Answer:
[tex]\frac{4x^2+40x+81}{3x^2+19x+28}[/tex]
Step-by-step explanation:
We have been given an expression [tex]\frac{x+8}{3x+7}+\frac{x+7}{x+4}[/tex]. We are asked to find the simplified form of our given expression.

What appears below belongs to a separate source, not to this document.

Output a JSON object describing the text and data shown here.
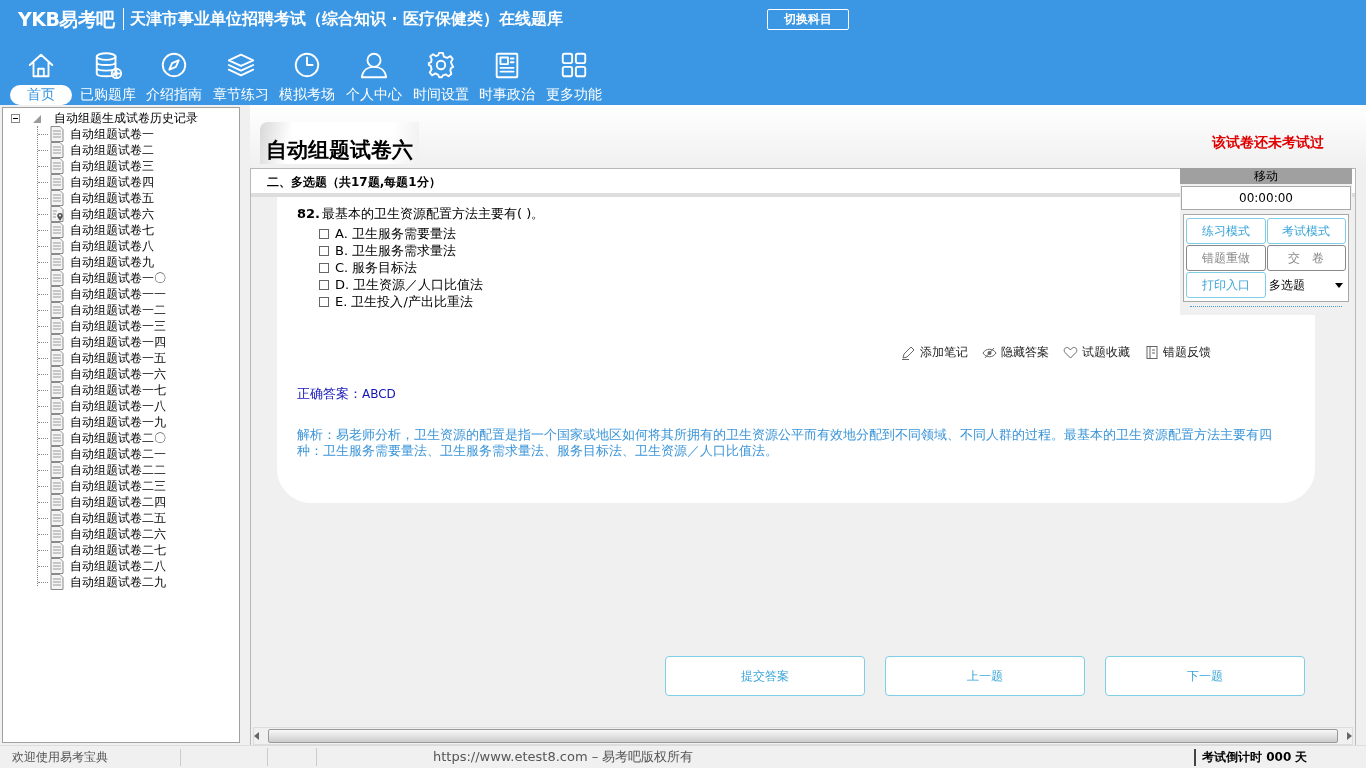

Since the denominators of our given expression is not equal, so we need to make a common denominator to add our given expression as:
[tex]\frac{(x+8)(x+4)}{(3x+7)(x+4)}+\frac{(x+7)(3x+7)}{(x+4)(3x+7)}[/tex]
Using FOIL we will get,
[tex]\frac{x*x+4x+8x+8*4}{(3x*x+3x*4+7x+7*4}+\frac{x*3x+7x+7*3x+7*7}{x*3x+7x+4*3x+7*4}[/tex]
[tex]\frac{x^2+12x+32}{3x^2+12x+7x+28}+\frac{3x^2+7x+21x+49}{3x^2+7x+12x+28}[/tex]
[tex]\frac{x^2+12x+32}{3x^2+19x+28}+\frac{3x^2+28x+49}{3x^2+19x+28}[/tex]
Since he denominators are equal, so we can add numerators as:
[tex]\frac{x^2+12x+32+3x^2+28x+49}{3x^2+19x+28}[/tex]
[tex]\frac{4x^2+40x+81}{3x^2+19x+28}[/tex]
Therefore, the sum of our given expression would be [tex]\frac{4x^2+40x+81}{3x^2+19x+28}[/tex].